>>17834486The ship was literally designed to accommodate as many as 64 lifeboats. The number actually to be fitted on the ship was reduced to 32 during construction and then to 16 (the legally required absolute minimum for a ship of Titanic's weight classification) to increase space on the First-Class promenade, then bumped up again to 20 with the addition of four collapsible boats. So Titanic was actually carrying more boats than was legally required to at the time.
>>17834568They weren't even able to actually launch all 20 boats that they had, Collapsibles A and B were were both swamped and floated free of the ship as it began its final plunge. If anything, additional lifeboats might have actually increased the number of fatalities as each launch would have taken substantially longer.
>Ultimately probably every soul would have been rescued if the SS Californian had responded.Nah, SS Californian
1. Was too small to accommodate everyone, having less than half of the displacement of the Carpathia (which had struggled to accommodate all 700 survivors) and 1/10th of the Titanic's.
2. Had already powered down its boilers at the time of the collision with the iceberg (hint: steam engines are not like diesel-electric ones which you can cold start in an instant).
3. Would have been hindered in its efforts by Titanic accidentally misreporting its own position (this actually caused an hour-long delay in Carpathia reaching the scene, not that it mattered).

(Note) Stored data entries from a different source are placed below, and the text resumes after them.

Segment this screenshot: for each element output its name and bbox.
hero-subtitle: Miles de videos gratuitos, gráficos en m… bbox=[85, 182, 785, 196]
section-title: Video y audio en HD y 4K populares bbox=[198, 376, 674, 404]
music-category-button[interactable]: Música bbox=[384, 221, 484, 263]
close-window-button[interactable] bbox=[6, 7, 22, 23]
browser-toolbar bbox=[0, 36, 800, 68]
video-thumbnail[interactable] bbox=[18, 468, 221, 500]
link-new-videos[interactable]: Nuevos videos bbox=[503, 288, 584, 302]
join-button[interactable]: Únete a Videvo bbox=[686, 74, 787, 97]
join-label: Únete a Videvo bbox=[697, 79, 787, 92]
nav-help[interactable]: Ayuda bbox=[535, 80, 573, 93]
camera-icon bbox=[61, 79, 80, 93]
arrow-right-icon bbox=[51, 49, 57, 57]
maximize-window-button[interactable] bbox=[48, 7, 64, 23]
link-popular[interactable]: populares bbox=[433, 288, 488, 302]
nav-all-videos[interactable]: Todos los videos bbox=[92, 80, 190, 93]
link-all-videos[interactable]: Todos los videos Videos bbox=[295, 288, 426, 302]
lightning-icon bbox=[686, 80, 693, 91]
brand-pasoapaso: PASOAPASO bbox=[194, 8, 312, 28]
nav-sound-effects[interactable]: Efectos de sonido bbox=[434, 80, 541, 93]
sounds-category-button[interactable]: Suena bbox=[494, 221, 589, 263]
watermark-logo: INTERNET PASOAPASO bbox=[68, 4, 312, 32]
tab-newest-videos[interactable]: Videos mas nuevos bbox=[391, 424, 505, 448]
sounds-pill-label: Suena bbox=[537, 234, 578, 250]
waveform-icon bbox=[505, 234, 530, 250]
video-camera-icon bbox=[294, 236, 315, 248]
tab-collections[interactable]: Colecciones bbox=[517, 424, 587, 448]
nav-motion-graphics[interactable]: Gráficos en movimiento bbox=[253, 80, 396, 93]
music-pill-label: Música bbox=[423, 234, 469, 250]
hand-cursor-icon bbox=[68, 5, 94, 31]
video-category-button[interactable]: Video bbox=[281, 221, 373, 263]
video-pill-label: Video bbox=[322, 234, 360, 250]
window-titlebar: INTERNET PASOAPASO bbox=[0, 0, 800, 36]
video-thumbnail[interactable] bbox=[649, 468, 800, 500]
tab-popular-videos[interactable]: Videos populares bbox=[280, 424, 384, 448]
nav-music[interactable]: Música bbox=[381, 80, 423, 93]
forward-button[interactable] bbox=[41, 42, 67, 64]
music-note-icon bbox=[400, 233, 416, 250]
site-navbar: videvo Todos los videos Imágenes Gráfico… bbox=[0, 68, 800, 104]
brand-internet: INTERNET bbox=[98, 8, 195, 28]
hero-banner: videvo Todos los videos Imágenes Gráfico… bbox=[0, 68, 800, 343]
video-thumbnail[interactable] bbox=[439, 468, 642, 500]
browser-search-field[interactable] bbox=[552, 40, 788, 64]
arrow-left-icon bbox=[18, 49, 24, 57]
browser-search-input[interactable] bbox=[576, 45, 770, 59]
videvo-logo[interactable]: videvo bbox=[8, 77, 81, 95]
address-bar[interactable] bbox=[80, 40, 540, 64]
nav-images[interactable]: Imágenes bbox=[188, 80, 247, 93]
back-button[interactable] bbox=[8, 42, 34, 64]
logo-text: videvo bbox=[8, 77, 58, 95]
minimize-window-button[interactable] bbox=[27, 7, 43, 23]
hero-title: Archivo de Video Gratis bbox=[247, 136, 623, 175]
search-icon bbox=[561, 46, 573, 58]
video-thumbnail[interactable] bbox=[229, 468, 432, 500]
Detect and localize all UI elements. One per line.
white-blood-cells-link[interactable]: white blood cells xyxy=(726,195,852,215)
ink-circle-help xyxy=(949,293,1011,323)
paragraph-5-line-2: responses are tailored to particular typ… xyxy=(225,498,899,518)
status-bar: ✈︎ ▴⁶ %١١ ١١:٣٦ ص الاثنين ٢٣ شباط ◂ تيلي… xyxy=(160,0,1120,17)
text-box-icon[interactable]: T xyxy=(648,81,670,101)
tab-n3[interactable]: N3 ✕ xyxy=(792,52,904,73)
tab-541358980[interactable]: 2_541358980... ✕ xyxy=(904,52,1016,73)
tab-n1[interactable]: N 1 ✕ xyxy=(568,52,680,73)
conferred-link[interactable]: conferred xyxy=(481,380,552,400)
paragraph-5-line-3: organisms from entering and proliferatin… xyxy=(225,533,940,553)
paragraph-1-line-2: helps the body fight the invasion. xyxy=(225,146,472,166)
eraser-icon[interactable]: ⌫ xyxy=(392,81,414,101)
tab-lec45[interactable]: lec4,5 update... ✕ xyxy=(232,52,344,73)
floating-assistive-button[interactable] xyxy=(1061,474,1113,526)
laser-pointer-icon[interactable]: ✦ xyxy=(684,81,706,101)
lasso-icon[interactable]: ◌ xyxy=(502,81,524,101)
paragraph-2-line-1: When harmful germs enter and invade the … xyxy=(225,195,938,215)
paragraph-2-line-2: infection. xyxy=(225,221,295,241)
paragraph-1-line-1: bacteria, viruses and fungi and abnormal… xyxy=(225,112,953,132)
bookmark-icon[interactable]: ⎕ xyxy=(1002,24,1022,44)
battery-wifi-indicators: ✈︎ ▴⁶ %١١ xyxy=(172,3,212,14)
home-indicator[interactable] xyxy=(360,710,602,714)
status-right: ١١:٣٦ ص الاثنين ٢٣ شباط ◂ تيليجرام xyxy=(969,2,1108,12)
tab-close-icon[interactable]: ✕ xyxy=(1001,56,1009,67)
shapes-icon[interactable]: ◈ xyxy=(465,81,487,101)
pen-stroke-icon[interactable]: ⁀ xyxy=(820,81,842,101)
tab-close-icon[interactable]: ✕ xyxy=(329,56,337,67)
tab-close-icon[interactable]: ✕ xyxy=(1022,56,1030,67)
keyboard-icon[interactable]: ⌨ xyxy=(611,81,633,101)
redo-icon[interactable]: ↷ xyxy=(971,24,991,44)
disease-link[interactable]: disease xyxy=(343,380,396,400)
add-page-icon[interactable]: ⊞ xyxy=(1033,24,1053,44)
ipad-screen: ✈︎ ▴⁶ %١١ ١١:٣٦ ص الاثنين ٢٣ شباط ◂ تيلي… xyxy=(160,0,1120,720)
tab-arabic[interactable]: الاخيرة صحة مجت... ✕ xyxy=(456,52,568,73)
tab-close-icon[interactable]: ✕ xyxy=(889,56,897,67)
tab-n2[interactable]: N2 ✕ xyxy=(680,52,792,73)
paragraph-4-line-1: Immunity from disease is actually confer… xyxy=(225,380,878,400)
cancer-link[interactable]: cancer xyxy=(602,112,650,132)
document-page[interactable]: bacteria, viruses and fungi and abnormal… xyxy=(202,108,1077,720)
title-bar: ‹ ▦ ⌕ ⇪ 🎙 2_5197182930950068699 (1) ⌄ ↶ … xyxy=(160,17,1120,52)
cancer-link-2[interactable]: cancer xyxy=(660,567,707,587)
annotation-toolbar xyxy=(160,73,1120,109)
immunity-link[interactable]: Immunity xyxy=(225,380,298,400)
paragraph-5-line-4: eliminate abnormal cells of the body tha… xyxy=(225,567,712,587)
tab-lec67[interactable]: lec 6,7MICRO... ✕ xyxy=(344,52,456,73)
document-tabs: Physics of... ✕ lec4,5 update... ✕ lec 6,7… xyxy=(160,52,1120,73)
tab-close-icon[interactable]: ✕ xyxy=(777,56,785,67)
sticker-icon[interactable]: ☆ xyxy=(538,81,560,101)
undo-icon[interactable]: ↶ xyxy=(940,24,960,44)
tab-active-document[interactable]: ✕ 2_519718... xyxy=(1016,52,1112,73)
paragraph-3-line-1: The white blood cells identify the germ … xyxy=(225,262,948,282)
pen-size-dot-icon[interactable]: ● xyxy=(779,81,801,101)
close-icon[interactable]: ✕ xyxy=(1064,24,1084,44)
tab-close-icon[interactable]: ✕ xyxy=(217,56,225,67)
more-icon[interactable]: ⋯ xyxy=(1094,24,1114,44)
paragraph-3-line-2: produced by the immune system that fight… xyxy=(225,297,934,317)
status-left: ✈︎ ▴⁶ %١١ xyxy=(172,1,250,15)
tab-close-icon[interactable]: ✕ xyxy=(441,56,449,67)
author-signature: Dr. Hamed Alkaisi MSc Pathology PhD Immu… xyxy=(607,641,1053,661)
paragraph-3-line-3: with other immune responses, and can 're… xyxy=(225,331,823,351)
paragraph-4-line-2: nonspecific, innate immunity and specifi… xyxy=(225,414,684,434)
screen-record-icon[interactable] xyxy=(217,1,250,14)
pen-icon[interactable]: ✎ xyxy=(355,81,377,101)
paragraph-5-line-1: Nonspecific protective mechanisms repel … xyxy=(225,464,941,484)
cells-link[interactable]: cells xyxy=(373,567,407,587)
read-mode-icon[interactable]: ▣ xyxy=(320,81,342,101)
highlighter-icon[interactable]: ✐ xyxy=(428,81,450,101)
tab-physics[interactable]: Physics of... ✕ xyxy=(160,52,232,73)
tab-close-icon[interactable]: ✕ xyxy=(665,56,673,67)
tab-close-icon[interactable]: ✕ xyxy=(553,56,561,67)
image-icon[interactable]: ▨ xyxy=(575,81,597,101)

In short, even if Cyril Evans had been on the wireless another hour and heard the first distress call, and Stanley Lord had immediately sprung into action the same way Rostron did and restarted the boilers and engines, and managed to not get thrown off by Titanic's misreporting its position, it's still doubtful whether the Californian could have actually reached the ship before she sunk. At best, they might have reached Titanic just in time to watch the ship split in two and go under.